Aus der Sicht seiner ältesten Tochter Claire wird die Geschichte erzählt. Den Leser erwartet eine äußerst fesselnde Geschichte . Perfekt recherchierte historische Fakten über Kosten, Pläne , Anträge, Genehmigungen ,dem gesamten Umfeld der Baustelle, sind mit der persönlichen Geschichte von Claire und ihrer Familie verwoben. Die Autorin beschreibt die Protagonisten so lebendig und authentisch, daß ich mich ganz schnell in ihre Gedanken, ihre Gefühle, ihre Freude , aber auch Sorgen und Ängste hineinversetzen konnte. Claire ist mir auf Anhieb sympathisch und ich habe sie sofort liebgewonnen. Sie ist eine starke Persönlichkeit. Schon in jungen Jahren hat sie sich nach dem Tod ihrer Mutter um ihre jüngeren Geschwister gekümmert und wurde so im Laufe der Zeit auch für ihren Vater Gustave eine wichtige Stütze. Sie interessiert sich für seine Arbeit und Bauwerke , zu denen auch zahlreiche Brücken zählen. Ihr persönliches Glück hat sie in ihrem Mann Adolphe ( Adi ) gefunden, der als Ingenieur bei Eiffel arbeitet . Ihr Sohn Robert ist ihr ganzer Stolz. Zur damaligen Zeit ungewöhnlich ; Frauen ihrer Gesellschaftsschicht waren nicht berufstätig; nimmt sie als Privatsekretärin ihres Vaters großen Anteil an der Lösung den zu bewältigenden Aufgaben , Problemen und Hindernissen. Gerade die italienischen Arbeiter und ihre Familien liegen ihr am Herzen. Die 2jährige Bauzeit fordert viel Einsatz aller , es bleibt nicht viel Zeit für ihre kleine Familie übrig. Als der Journalist Gordon Bennett und die amerikanische Industriellentochter Elisabeth in ihr Leben treten , wird es noch schwieriger für Claire und sie muß um ihr eigenes Glück bangen. Gleichzeitig muß sie sich Sorgen um ihre jüngere Schwester Valentine machen. Wird sie es schaffen, all diese Herausforderungen zu meistern?
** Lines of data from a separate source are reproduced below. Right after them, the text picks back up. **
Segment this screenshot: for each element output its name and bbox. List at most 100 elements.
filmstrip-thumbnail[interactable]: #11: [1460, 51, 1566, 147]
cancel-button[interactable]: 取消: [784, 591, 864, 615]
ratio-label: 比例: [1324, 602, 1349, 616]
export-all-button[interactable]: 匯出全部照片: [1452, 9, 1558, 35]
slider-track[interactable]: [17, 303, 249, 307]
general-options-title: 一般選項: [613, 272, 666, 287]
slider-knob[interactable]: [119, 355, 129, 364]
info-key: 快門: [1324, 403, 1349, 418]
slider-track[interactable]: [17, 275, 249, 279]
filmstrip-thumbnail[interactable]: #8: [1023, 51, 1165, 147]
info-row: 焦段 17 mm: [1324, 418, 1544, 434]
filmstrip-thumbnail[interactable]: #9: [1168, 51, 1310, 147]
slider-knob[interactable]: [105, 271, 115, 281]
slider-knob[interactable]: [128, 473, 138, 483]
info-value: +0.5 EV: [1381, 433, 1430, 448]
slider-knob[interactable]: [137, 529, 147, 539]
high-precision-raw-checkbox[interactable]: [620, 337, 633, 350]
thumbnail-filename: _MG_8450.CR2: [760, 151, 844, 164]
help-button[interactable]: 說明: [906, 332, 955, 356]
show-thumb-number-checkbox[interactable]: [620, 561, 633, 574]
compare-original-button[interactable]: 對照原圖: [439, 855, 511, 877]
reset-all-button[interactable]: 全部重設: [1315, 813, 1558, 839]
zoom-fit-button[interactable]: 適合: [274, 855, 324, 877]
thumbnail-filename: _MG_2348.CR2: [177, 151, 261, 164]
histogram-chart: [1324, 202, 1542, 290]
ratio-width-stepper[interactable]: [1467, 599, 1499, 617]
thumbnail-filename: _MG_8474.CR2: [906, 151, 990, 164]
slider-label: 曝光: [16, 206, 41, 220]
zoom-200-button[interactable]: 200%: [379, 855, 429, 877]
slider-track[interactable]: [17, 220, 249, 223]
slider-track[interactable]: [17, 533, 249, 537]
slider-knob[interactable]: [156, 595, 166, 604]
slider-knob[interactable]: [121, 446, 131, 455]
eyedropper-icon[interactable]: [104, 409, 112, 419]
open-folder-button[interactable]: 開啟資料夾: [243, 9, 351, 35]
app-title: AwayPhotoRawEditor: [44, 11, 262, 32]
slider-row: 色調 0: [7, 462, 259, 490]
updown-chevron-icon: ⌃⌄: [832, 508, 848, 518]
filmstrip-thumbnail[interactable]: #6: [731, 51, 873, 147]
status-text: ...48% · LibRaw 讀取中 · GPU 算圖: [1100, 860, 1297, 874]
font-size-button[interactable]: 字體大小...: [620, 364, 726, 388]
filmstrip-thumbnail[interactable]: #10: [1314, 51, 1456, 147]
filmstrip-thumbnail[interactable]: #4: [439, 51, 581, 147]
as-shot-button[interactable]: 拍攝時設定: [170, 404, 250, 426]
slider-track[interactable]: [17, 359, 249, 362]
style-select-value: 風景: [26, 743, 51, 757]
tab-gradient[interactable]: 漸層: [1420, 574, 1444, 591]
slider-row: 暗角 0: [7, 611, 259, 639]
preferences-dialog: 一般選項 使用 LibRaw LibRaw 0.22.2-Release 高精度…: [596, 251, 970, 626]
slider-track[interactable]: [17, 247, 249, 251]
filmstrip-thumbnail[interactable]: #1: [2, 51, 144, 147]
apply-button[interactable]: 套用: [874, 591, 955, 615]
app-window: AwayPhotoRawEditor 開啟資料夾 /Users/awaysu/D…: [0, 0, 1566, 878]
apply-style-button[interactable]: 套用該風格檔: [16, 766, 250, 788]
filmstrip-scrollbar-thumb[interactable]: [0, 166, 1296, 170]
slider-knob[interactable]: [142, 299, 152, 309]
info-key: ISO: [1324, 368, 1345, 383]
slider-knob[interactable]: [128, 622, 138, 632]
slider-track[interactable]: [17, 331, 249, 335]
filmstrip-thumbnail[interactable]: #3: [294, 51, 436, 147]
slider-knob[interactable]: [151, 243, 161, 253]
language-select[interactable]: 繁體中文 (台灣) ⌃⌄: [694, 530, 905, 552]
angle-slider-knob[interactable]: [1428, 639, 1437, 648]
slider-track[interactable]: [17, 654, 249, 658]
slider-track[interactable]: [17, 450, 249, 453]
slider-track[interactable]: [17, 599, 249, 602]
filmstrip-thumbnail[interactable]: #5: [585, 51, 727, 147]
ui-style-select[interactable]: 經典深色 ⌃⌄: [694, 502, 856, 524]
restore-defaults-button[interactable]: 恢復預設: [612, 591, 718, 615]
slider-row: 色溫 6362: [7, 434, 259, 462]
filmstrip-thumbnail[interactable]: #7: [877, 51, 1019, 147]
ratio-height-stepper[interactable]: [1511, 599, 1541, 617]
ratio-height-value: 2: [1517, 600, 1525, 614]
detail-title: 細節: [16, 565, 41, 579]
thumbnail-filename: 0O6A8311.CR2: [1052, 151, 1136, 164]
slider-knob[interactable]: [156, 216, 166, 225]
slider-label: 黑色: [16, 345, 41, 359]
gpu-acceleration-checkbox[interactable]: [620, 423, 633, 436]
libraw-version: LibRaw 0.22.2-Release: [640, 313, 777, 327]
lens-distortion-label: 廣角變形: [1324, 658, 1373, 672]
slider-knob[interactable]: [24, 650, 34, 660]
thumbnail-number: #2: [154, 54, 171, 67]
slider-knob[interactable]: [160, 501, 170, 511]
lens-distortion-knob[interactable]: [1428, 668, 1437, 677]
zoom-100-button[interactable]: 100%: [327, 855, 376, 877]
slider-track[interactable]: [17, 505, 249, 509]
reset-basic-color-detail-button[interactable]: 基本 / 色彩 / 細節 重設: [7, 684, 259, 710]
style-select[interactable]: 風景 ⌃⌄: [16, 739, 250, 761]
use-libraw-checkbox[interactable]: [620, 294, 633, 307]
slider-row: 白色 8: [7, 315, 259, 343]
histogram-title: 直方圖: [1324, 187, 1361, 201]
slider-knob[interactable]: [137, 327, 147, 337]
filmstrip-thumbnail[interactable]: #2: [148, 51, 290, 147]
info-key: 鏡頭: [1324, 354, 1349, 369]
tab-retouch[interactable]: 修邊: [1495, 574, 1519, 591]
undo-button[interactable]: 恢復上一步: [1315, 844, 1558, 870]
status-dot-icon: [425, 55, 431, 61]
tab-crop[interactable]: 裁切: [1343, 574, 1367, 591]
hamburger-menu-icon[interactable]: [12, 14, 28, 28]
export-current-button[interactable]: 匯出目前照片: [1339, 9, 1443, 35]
Sophie Villard hat einen so fulminanten Roman über diese außergewöhnliche Frau geschrieben, die genauso hätte sein können. Die Beschreibungen der Stadt, der Mode und der einzelnen Bauphasen ließen so exakte Bilder vor meinen Augen entstehen, daß ich das Gefühl hatte mittendrin und ganz nah dabei zu sein. Faszinierend ist auch zu lesen, welche weiteren berühmten Künstler und Erfinder zu dieser Zeit in Paris tätig oder zu Besuch waren . Welche Erfindunen und Werke in diesen Jahren entstanden. . Van Gogh, Edison und Jules Verne sind nur einige davon. Und viele waren miteinander bekannt.
Die bildhafte und flüssig zu lesende Sprache ließen die Seiten nur so fliegen. Ich war so gefesselt und konnte das Buch kaum aus der Hand legen, weil ich unbedingt wissen musste, wie es weitergeht. Am Ende war ich ein wenig traurig, ich hätte am liebsten ewig weitergelesen.
Nach diesem Roman betrachte ich dieses großartige Bauwerk nochmal mit ganz anderen Augen. Sophie Villard hat die Entstehung für mich soviel greifbarer gemacht. Hochachtung vor dieser gewaltigen Leistung , bei der es tatsächlich nur einen einzigen Unglücksfall gab.
Von Sophie Villard war es mein erstes Buch, aber ich werde baldmöglichst ihre anderen Werke lesen.
Von ganzem Herzen empfehle ich diese grandiose Romanbiographie , diese perfekte Kombination aus historischen Fakten und der persönlichen fiktiven Geschichte von Claire Eiffel, an alle weiter, die in die faszinierende Stadt der Liebe eintauchen wollen. Für mich ein absolutes Lesehighlight.